Emergent has been actively involved in the NG9-1-1 System since the earliest work done in NENA and the International Engineering task Force (IETF). Prof. Henning Schulzrinne, co-founder and Chief Technical Advisor of Emergent was perhaps one of the first to recognize that 9-1-1 as we know it in North America, would not work as communications networks steadily migrated to Internet protocol (IP). His role in inventing the Sessions Initiation Protocol (SIP), fundamental to real-time communications over IP networks, uniquely positioned him to identify the problem. His work in NENA Technical Forums and IETF created the necessary extensions to SIP that addressed the unique problems created by 9-1-1.

Subsequent to the technical standards work done by Prof. Schulzrinne, his team at Columbia University developed the base software for many components of the NG9-1-1 System used in the Department of Transportation Proof of Concept. This software suite, which includes all NG9-1-1 components necessary to route and answer an emergency call, forms the basis of Emergent’s product portfolio.

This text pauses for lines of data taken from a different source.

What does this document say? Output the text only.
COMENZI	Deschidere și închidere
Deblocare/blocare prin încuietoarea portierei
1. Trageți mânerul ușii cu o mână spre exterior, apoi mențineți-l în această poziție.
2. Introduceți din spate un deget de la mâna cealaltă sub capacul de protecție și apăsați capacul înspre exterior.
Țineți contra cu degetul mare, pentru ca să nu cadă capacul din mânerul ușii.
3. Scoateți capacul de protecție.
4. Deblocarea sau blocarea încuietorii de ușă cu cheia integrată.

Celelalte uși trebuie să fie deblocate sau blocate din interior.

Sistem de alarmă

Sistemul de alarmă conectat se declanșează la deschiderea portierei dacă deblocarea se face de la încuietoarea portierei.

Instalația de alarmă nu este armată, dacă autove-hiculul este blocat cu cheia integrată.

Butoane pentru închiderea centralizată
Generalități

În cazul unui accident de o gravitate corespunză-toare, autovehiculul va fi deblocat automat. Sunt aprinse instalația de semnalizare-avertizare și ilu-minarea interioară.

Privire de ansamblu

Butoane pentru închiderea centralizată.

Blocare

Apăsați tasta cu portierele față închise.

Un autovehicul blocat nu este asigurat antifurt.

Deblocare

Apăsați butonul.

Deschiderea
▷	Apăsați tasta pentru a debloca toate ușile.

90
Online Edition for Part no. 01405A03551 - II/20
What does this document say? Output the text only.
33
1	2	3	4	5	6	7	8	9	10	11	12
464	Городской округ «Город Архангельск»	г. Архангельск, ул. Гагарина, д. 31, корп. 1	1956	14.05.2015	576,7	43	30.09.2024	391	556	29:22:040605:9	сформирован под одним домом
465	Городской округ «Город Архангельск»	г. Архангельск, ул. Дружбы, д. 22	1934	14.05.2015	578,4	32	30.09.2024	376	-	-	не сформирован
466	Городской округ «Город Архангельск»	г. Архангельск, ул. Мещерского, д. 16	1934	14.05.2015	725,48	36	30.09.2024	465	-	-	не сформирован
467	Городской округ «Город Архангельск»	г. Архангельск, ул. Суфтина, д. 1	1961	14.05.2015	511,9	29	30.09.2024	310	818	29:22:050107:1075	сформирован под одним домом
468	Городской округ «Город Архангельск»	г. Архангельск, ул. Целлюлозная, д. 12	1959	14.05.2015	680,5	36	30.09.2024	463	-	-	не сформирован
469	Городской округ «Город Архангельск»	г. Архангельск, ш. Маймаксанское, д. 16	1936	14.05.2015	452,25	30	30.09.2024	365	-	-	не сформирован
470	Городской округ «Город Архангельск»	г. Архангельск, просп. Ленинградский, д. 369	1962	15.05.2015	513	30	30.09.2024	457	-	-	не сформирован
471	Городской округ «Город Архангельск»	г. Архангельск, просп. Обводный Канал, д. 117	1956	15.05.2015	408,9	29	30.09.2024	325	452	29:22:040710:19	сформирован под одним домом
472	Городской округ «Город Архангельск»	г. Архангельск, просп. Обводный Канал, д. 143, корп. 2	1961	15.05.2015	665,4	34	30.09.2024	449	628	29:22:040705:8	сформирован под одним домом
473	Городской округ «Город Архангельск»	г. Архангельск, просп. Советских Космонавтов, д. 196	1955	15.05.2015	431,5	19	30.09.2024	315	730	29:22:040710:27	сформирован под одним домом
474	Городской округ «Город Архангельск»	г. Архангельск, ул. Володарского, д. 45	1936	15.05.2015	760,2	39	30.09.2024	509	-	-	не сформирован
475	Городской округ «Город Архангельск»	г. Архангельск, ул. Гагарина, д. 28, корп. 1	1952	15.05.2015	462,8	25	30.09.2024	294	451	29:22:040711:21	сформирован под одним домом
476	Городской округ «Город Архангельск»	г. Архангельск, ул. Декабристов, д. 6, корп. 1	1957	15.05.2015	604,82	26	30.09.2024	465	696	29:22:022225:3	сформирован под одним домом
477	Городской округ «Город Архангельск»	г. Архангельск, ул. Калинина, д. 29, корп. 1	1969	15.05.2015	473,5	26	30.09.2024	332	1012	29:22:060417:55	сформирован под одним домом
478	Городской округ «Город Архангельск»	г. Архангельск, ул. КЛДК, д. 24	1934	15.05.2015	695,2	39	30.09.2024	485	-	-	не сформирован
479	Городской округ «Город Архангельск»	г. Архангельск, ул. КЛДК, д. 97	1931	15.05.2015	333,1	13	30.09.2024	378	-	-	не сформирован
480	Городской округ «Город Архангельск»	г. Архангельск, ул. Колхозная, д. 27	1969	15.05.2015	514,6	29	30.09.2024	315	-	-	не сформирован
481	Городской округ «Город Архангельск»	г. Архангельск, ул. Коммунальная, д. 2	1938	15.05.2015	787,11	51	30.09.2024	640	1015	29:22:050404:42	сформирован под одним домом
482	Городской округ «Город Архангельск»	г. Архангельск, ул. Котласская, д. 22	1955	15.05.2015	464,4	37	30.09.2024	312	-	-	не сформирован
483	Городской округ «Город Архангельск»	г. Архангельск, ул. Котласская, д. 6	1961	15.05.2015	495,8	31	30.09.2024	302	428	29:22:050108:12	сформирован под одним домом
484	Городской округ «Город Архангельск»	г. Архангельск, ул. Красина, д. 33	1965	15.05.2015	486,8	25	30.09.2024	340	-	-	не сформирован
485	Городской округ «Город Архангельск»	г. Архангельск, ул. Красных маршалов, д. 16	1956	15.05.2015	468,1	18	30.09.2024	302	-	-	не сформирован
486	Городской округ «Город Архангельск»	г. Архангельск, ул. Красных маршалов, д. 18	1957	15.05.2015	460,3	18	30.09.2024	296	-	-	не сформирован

Given the leadership role its founders played in the development of standards (IETF and ATIS ESIF) and early prototype systems, Emergent can rightfully claim a meaningful role in the creation of NG9-1-1.

Since then, Emergent has continued to play a central role in the ongoing definition and testing of NG9-1-1 by participating in the initial NG9-1-1 Industry Collaboration Events (NENA ICE I and II) held in 2009 and 2010. Emergent is actively engaged in the planning for future ICE events and will provide leadership for one of the transition elements scenarios envisioned for testing. We are totally committed to the ICE process.

Emergent is also a member of the NENA Next Generation Partner Program (2007-2009), recognized as a key vendor in the US Depart of Transportation Proof of Concept Trials (2006-2008) and has declared its interest to participate in the Next Gen Safety Consortium (2009). The company is also in the planning stages of NG9-1-1 trials in selected states.